In humans, tactile perception depends primarily on the mechanoreceptors of the skin. The individual receptors in this group are, for example, the Merkel cells and the Ruffini, Vater-Pacini and Meissner bodies. Through these receptors, for example, it is possible for humans to feel sustained pressure loads and stretching.

The perceptions of the mechanoreceptors correspond to the epicritical perception. The information from epicritical mechanoreceptors in the area of ​​surface sensitivity travels via class Aβ nerve fibers in the direction of the central nervous system. The individual fibers run without crossing in the fasciculi, i.e. the posterior cord tract of the spinal cord.

Protopathic sensations of temperature and pain through the thermoreceptors and pain receptors contribute to surface sensitivity. These percepts migrate to the central nervous system via afferent nerve fibers of class Aδ and C and are subject to the mediation by free nerve endings. Immediately after entering the posterior horn of the spinal cord, the fibers of the protopathic pathways cross to the contralateral side, where they ascend into the anterior and lateral spinothalamic tract.

In the brain, the percepts from the individual receptors are processed into an overall perception. This process corresponds to a sensory integration and gives the person an overall impression of the currently acting stimuli. The surface sensitivity has its own memory that helps the brain to filter, interpret, assess and classify percepts.

Surface sensitivity with its qualities of pain, temperature and mechanics is a crucial component for both active haptics and passive tactile quality.

Illnesses & ailments

Neurology distinguishes disorders of surface sensitivity into hyperesthesia, anesthesia, hypesthesia and paresthesia. Hyperesthesia corresponds to excessive surface sensitivity. Medicine also describes an increased tactile perception as tactile defense. The hypersensitivity, so to speak, evokes a defensive attitude in the patient. Those affected avoid tactile stimuli such as touch.

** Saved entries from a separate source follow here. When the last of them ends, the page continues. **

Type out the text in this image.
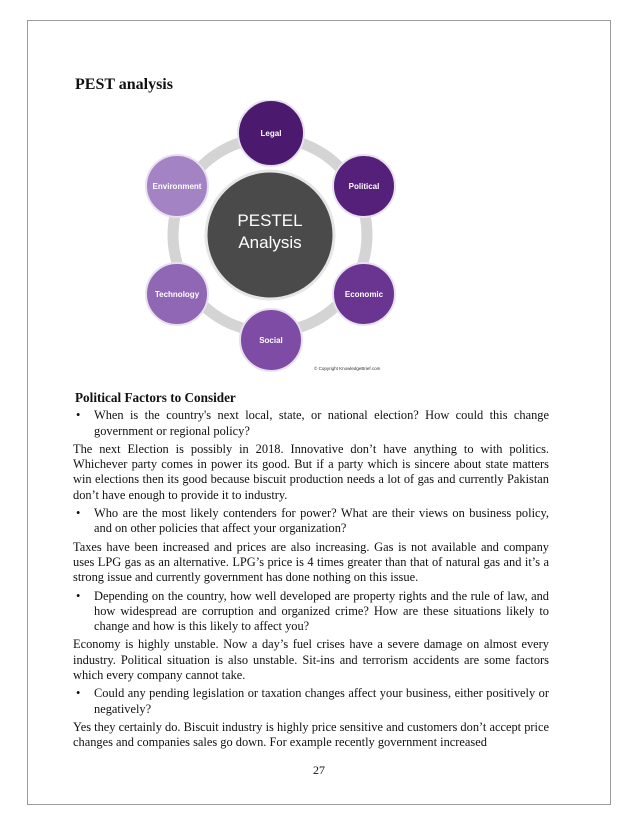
PEST analysis
PESTEL
Analysis
Legal
Political
Economic
Social
Technology
Environment
© Copyright KnowledgeBrief.com
Political Factors to Consider
•	When is the country's next local, state, or national election? How could this change government or regional policy?
The next Election is possibly in 2018. Innovative don’t have anything to with politics. Whichever party comes in power its good. But if a party which is sincere about state matters win elections then its good because biscuit production needs a lot of gas and currently Pakistan don’t have enough to provide it to industry.
•	Who are the most likely contenders for power? What are their views on business policy, and on other policies that affect your organization?
Taxes have been increased and prices are also increasing. Gas is not available and company uses LPG gas as an alternative. LPG’s price is 4 times greater than that of natural gas and it’s a strong issue and currently government has done nothing on this issue.
•	Depending on the country, how well developed are property rights and the rule of law, and how widespread are corruption and organized crime? How are these situations likely to change and how is this likely to affect you?
Economy is highly unstable. Now a day’s fuel crises have a severe damage on almost every industry. Political situation is also unstable. Sit-ins and terrorism accidents are some factors which every company cannot take.
•	Could any pending legislation or taxation changes affect your business, either positively or negatively?
Yes they certainly do. Biscuit industry is highly price sensitive and customers don’t accept price changes and companies sales go down. For example recently government increased
27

They often withdraw not only from contact with other people, but also from contact with certain materials such as sand, dust, mud, paste or felt and surfaces such as metal or wood. The reason for this is usually the perception of pain on the skin, which is caused by the excessive sensitivity.

The opposite of hyperesthesia is hypesthesia. These are reduced sensitivities, which usually correspond to a dull feeling on the skin. In the case of so-called anesthesia, on the other hand, the patient's surface sensitivity is completely absent and the affected areas of the skin are completely numb.

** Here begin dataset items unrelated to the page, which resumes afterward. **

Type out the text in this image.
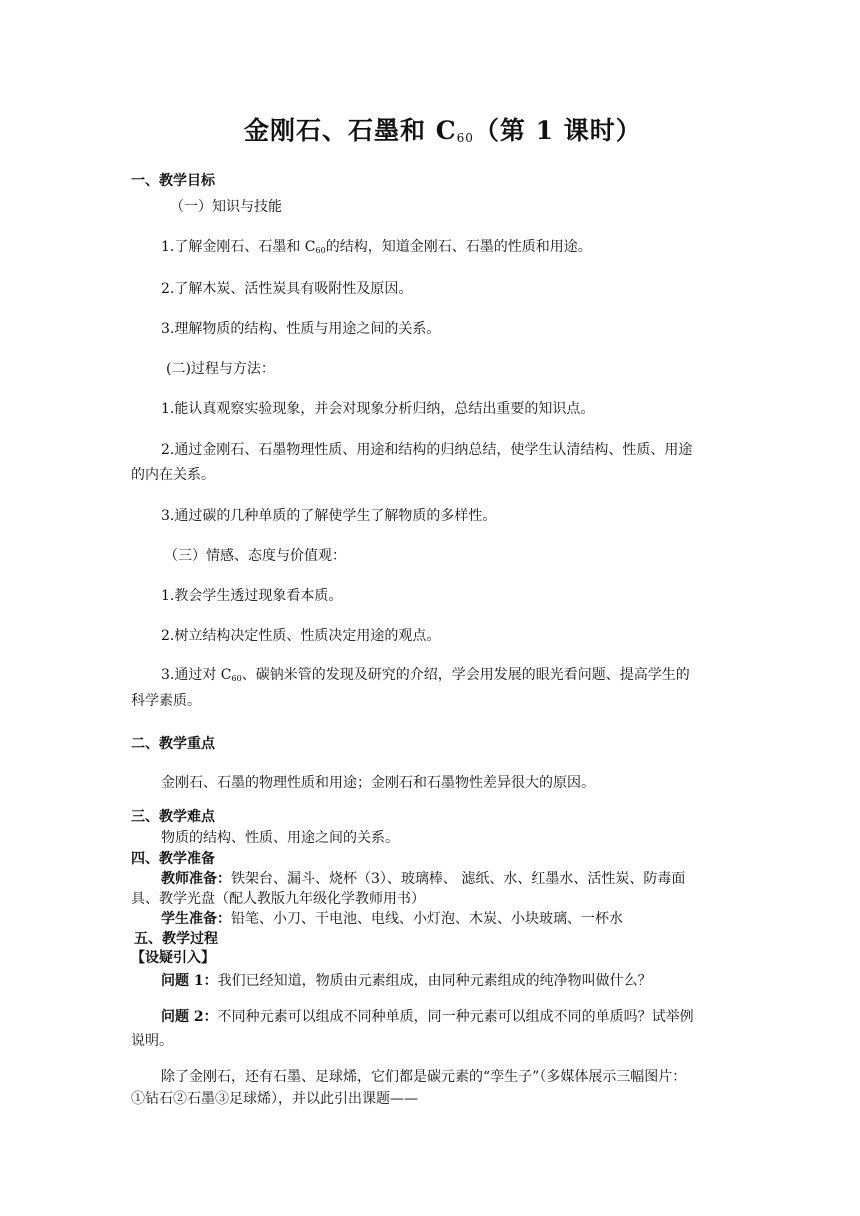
金刚石、石墨和 $C_{60}$（第 1 课时）
一、教学目标
（一）知识与技能
1.了解金刚石、石墨和 $C_{60}$的结构，知道金刚石、石墨的性质和用途。
2.了解木炭、活性炭具有吸附性及原因。
3.理解物质的结构、性质与用途之间的关系。
(二)过程与方法：
1.能认真观察实验现象，并会对现象分析归纳，总结出重要的知识点。
2.通过金刚石、石墨物理性质、用途和结构的归纳总结，使学生认清结构、性质、用途
的内在关系。
3.通过碳的几种单质的了解使学生了解物质的多样性。
（三）情感、态度与价值观：
1.教会学生透过现象看本质。
2.树立结构决定性质、性质决定用途的观点。
3.通过对 $C_{60}$、碳钠米管的发现及研究的介绍，学会用发展的眼光看问题、提高学生的
科学素质。
二、教学重点
金刚石、石墨的物理性质和用途；金刚石和石墨物性差异很大的原因。
三、教学难点
物质的结构、性质、用途之间的关系。
四、教学准备
教师准备：铁架台、漏斗、烧杯（3）、玻璃棒、 滤纸、水、红墨水、活性炭、防毒面
具、教学光盘（配人教版九年级化学教师用书）
学生准备：铅笔、小刀、干电池、电线、小灯泡、木炭、小块玻璃、一杯水
五、教学过程
【设疑引入】
问题 1：我们已经知道，物质由元素组成，由同种元素组成的纯净物叫做什么？
问题 2：不同种元素可以组成不同种单质，同一种元素可以组成不同的单质吗？试举例
说明。
除了金刚石，还有石墨、足球烯，它们都是碳元素的“孪生子”（多媒体展示三幅图片：
①钻石②石墨③足球烯），并以此引出课题——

This phenomenon must be distinguished from abnormal sensations known as paresthesias. Unusual sensations can be expressed, for example, in a tingling sensation or a burning sensation. A cold stimulus on the skin is sometimes mistaken by patients for a scalding hot stimulus.

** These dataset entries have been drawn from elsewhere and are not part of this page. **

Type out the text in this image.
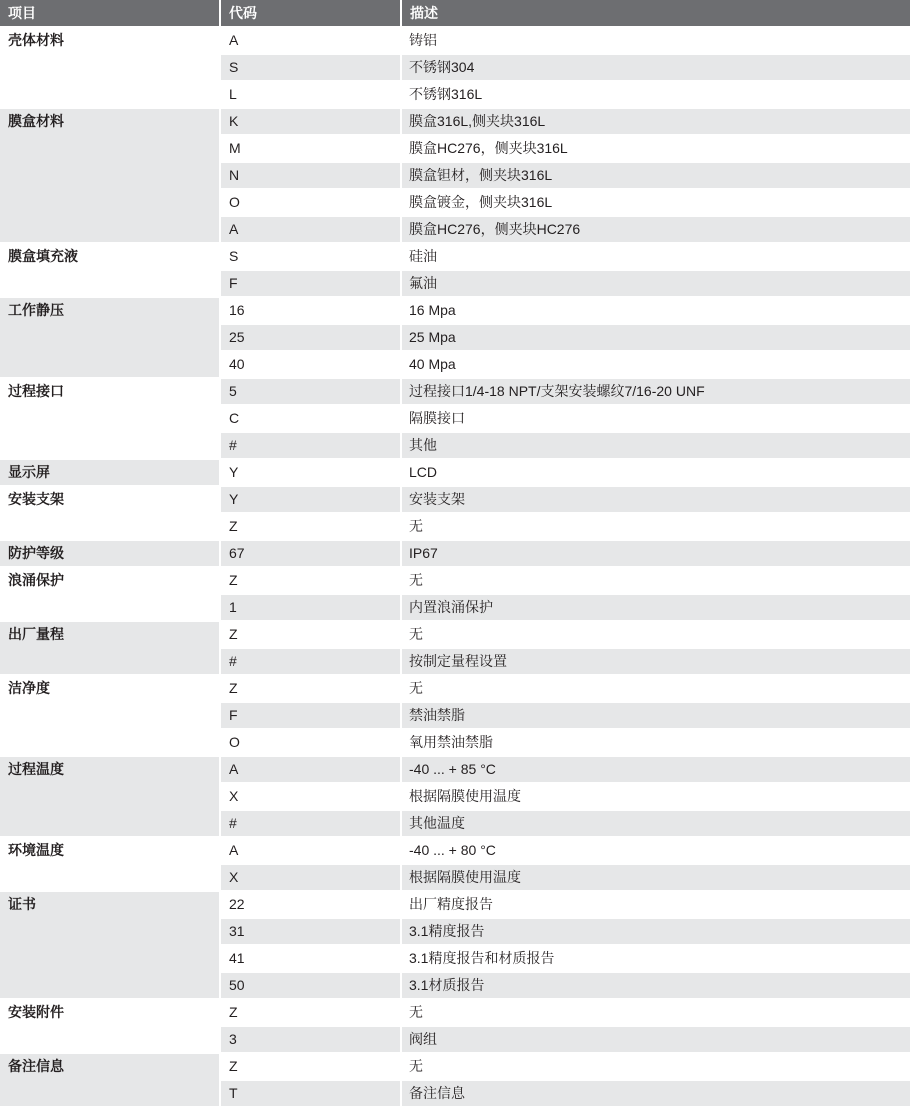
项目	代码	描述
壳体材料	A	铸铝
S	不锈钢304
L	不锈钢316L
膜盒材料	K	膜盒316L,侧夹块316L
M	膜盒HC276，侧夹块316L
N	膜盒钽材，侧夹块316L
O	膜盒镀金，侧夹块316L
A	膜盒HC276，侧夹块HC276
膜盒填充液	S	硅油
F	氟油
工作静压	16	16 Mpa
25	25 Mpa
40	40 Mpa
过程接口	5	过程接口1/4-18 NPT/支架安装螺纹7/16-20 UNF
C	隔膜接口
#	其他
显示屏	Y	LCD
安装支架	Y	安装支架
Z	无
防护等级	67	IP67
浪涌保护	Z	无
1	内置浪涌保护
出厂量程	Z	无
#	按制定量程设置
洁净度	Z	无
F	禁油禁脂
O	氧用禁油禁脂
过程温度	A	-40 ... + 85 °C
X	根据隔膜使用温度
#	其他温度
环境温度	A	-40 ... + 80 °C
X	根据隔膜使用温度
证书	22	出厂精度报告
31	3.1精度报告
41	3.1精度报告和材质报告
50	3.1材质报告
安装附件	Z	无
3	阀组
备注信息	Z	无
T	备注信息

All of the above-mentioned disorders of surface sensitivity are primarily associated with nerve damage. Especially when the conduction pathways in the central nervous system are affected, the brain only receives insufficient information from the area of ​​surface sensitivity. This type of nerve damage is a central nervous lesion that can sometimes be traumatic.

Tumors or neurological diseases such as multiple sclerosis are also possible causes. A disturbance of the surface sensitivity can just as well be due to the processing centers in the brain. Such damage can be caused by stroke or ischemia. Inflammation-related brain lesions are also possible.

Under certain circumstances, a disturbance of the surface sensitivity can also be traced back to a lack of sensory integration. Sensory integration disorders often go back to a genetic disposition and can be alleviated with certain training methods.